Make sure you get "good" cords, 12 gauge even
for the shop vac and such. 
14 gauge is fine for sanders and drills and small
tools as long as they are no too long.
I have a bunch of 12/3 ten footers that were thrown
out at school because they had brittle plastic ends
and they have to be soft plastic in the schools.

They replaced about 100 of them on the TV carts.

If you have to use a cord on your table saw, planer or
any larger shop equipment it needs to be 10 gauge.


----------



## AZ Termite (Dec 20, 2008)

Its good to hear you already got with the electrician. I just built a new shop last year and had an electrician come and wire everything. He gave me a hard time about how many boxes and outlets that I wanted and the size of the service, but I wanted to be able to run anything I wanted without using extension cord or having to worry about whether I had enough power. I have a 100A service that comes right from the meter box, I have 33 boxes, half of them are single gang and the other half are double gang. There are 9 of the singles that are 220v the rest are 110v. There are a total of 45 110v outlets. Just the materials cost me $1600, got the labor for free, my neighbor owed me a favor. In hind sight I may have gone a little overboard but I can tell you this, I haven't used an extension cord for anything to this point.


----------



## GeorgeC (Jul 30, 2008)

BHOFM said:


> Make sure you get "good" cords, 12 gauge even
> for the shop vac and such.
> 14 gauge is fine for sanders and drills and small
> tools as long as they are no too long.
> ...


Why? If you look at the electric codes for installed wiring you do not need that gauge for that current application.

G


----------



## AZ Termite (Dec 20, 2008)

George, The smaller the cord is and the longer it is the more power it loses. The wiring in your house/shop is a solid wire. The wire in an extension cord is braided, that is were the power loss comes from. The bigger the wire in the extension cord the less loss there is. The ideal all around cord is 12g 10'-15'. If you have a 14g or 16g cord 100' long I would not try to do very much with it. You may not see it right away but in time that small cord will eat your tools.


----------



## GeorgeC (Jul 30, 2008)

AZ Termite said:


> George, The smaller the cord is and the longer it is the more power it loses. The wiring in your house/shop is a solid wire. The wire in an extension cord is braided, that is were the power loss comes from. The bigger the wire in the extension cord the less loss there is. The ideal all around cord is 12g 10'-15'. If you have a 14g or 16g cord 100' long I would not try to do very much with it. You may not see it right away but in time that small cord will eat your tools.

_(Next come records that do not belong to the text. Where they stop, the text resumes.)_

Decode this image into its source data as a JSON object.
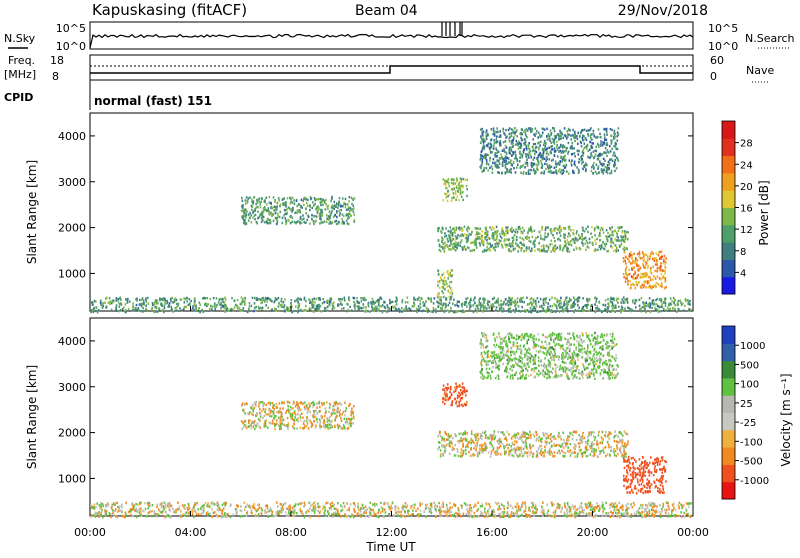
{
  "header": {
    "site": "Kapuskasing (fitACF)",
    "beam": "Beam 04",
    "date": "29/Nov/2018"
  },
  "panels": {
    "nsky": {
      "label": "N.Sky",
      "tick_high": "10^5",
      "tick_low": "10^0",
      "right_label": "N.Search",
      "right_tick_high": "10^5",
      "right_tick_low": "10^0"
    },
    "freq": {
      "label_line1": "Freq.",
      "label_line2": "[MHz]",
      "tick_high": "18",
      "tick_low": "8",
      "right_label": "Nave",
      "right_tick_high": "60",
      "right_tick_low": "0"
    },
    "cpid": {
      "label": "CPID",
      "value": "normal (fast) 151"
    }
  },
  "colors": {
    "power_scale": [
      "#1a1ae6",
      "#2b58a8",
      "#3f7f7f",
      "#4f9f6a",
      "#7fb84a",
      "#e0c830",
      "#f0a020",
      "#f07018",
      "#e03020",
      "#d81818"
    ],
    "velocity_scale": [
      "#e81414",
      "#f05020",
      "#f08a20",
      "#f0b040",
      "#c8c8c0",
      "#b8b8b0",
      "#60c040",
      "#3a8a3a",
      "#3060a8",
      "#2040c0"
    ]
  },
  "chart_data": [
    {
      "type": "heatmap",
      "title": "Power",
      "xlabel": "",
      "ylabel": "Slant Range [km]",
      "colorbar_label": "Power [dB]",
      "colorbar_ticks": [
        "4",
        "8",
        "12",
        "16",
        "20",
        "24",
        "28"
      ],
      "x_ticks": [
        "00:00",
        "04:00",
        "08:00",
        "12:00",
        "16:00",
        "20:00",
        "00:00"
      ],
      "y_ticks": [
        "1000",
        "2000",
        "3000",
        "4000"
      ],
      "xlim": [
        0,
        24
      ],
      "ylim": [
        180,
        4500
      ],
      "regions": [
        {
          "t0": 0.0,
          "t1": 23.9,
          "r0": 180,
          "r1": 500,
          "value": 10
        },
        {
          "t0": 6.0,
          "t1": 10.5,
          "r0": 2100,
          "r1": 2700,
          "value": 10
        },
        {
          "t0": 13.8,
          "t1": 21.4,
          "r0": 1500,
          "r1": 2050,
          "value": 12
        },
        {
          "t0": 14.0,
          "t1": 15.0,
          "r0": 2600,
          "r1": 3100,
          "value": 14
        },
        {
          "t0": 21.2,
          "t1": 22.9,
          "r0": 700,
          "r1": 1500,
          "value": 22
        },
        {
          "t0": 13.8,
          "t1": 14.4,
          "r0": 500,
          "r1": 1100,
          "value": 14
        },
        {
          "t0": 15.5,
          "t1": 21.0,
          "r0": 3200,
          "r1": 4200,
          "value": 8
        }
      ]
    },
    {
      "type": "heatmap",
      "title": "Velocity",
      "xlabel": "Time UT",
      "ylabel": "Slant Range [km]",
      "colorbar_label": "Velocity [m s⁻¹]",
      "colorbar_ticks": [
        "-1000",
        "-500",
        "-100",
        "-25",
        "25",
        "100",
        "500",
        "1000"
      ],
      "x_ticks": [
        "00:00",
        "04:00",
        "08:00",
        "12:00",
        "16:00",
        "20:00",
        "00:00"
      ],
      "y_ticks": [
        "1000",
        "2000",
        "3000",
        "4000"
      ],
      "xlim": [
        0,
        24
      ],
      "ylim": [
        180,
        4500
      ],
      "regions": [
        {
          "t0": 0.0,
          "t1": 23.9,
          "r0": 180,
          "r1": 500,
          "value": 0
        },
        {
          "t0": 6.0,
          "t1": 10.5,
          "r0": 2100,
          "r1": 2700,
          "value": 0
        },
        {
          "t0": 13.8,
          "t1": 21.4,
          "r0": 1500,
          "r1": 2050,
          "value": 0
        },
        {
          "t0": 14.0,
          "t1": 15.0,
          "r0": 2600,
          "r1": 3100,
          "value": -150
        },
        {
          "t0": 21.2,
          "t1": 22.9,
          "r0": 700,
          "r1": 1500,
          "value": -300
        },
        {
          "t0": 15.5,
          "t1": 21.0,
          "r0": 3200,
          "r1": 4200,
          "value": 50
        }
      ]
    }
  ]
}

I certainly agree that smaller gauge and longer equal power loss. However, there is a point of diminishing returns. For a 10' extension for most power hand tools 14 gauge is perfectly adequate. I want my 100 ft. long cords to be 12 gauge.

The amps running in the cord do not care if the wire is solid or braided. Extension cords have to flex, that is why braided wire is used. Fixed wire installations can use solid core as it does not move.

Have a good day.

George


----------



## AZ Termite (Dec 20, 2008)

George, I agree with you. Many people have no idea what a 14g cord 100' long will do to bigger tools. I work for an equipment rental company, I can't tell you the number of burnt wires and brushes I have replaced in hammer drills and electric jackhammers because the person that rented it used a small 100' cord to run it. I have 3 extension cords here at the house, two are 15' and one is 50' all are 12g and the only thing they are used for is small hand power tools ie.. drill, palm sander and the like.


----------



## BHOFM (Oct 14, 2008)

George;

My shop is all 10g. 

I think 12 should be minimum for shop wiring!

If you have a 14g service you don't need to plug any
kind of extension in it for any purpose.


----------



## Bigred15 (Dec 22, 2008)

Update:
I got a second opinion on the shop like I always do when getting stuff looked at. The second electrician said that there was now way that I could use the same wire that is leading from the house to the workshop for a 100 AMP breaker. It is a 6 AWG wire and he said that I need at least a #4, but at the distance I have to go (150 to 200 feet) it would be better to use a #2. The cost to replace this wire plus the $800 in work that I wanted accomplished is not feasible right now. So the electrician suggested an alternate solution to buy me time until I can afford to get all the work done at once. He suggested that I replace the two 30 amps with 20s, the 50 amp with a 30, and do away with the double pole 20 amp 220 circuit that is not being used. The will free up 2 slots in the breaker box. Then one 20 amp circuit would be installed and a second set of wall sockets will be run using 10 AWG wire. This second set of wall sockets would be for the big power tools like the table saw and such. This would allow me to run the shop vac and lights on a different circuit and not run the risk of over loading any of the wire. FYI the current wire in the shop is 12/2 AWG. Thoughts???


----------



## AZ Termite (Dec 20, 2008)

When I ran my wire from the meter to the shop the run was 147' I used 2- #2's and 1-#4. Just those three wires were the majority of the $1600 I spent on electrical, and I had no labor costs other than a case of beer for the neighbor. I used 12/2 for all my 110v runs. I used 10/2 for all my 220v runs. I used a 100amp box with 20 spaces and I only have two spaces left free.


----------



## WDChew (Aug 31, 2007)

He is right on the recommendation for the feed.
You don't have to have 10g for the shop internal wiring, since you will use 20a breakers (=12ga), but it certainly will give you some insurance using 10ga on 20a circuits. (you can always use larger wire on smaller breakers, just not the other way around.)


----------



## jraksdhs (Oct 19, 2008)

*I dont understand.....*

why in the world would you wire a whole shop in 10g?



BHOFM said:


> George;
> 
> My shop is all 10g.
> 
> ...


----------



## dollis (Dec 28, 2008)

6AWG under 100' is good for a MAX of 60Amps! He is VERY right not to use a 100 A breaker. The shop can have a panel with 150 Amps capacity though(7 breakers of 20Amps) just like a house breaker box is 3-4 times the 200Amp if all totaled. I would split the lights on its own breaker. The AC unit has a 50 "probably" for what is called FLA Full load Amps + 30% for start up current rounded up to next larger standard breaker size. If you don't have a use for the 240V circuit the scrap it and use the spaces. Lights + outlets on the same circuit is an accident waiting to happen. Would you want to use a skew in the dark? or have some one turn the lights off when your router is running? Lights go out instantly motors DONT stop instantly. I would RUN from the one that wants to install the 100A breaker. Get another electrician to look at your shop. Inform him that it is for a temporary ONLY if you are sure about the addition.


----------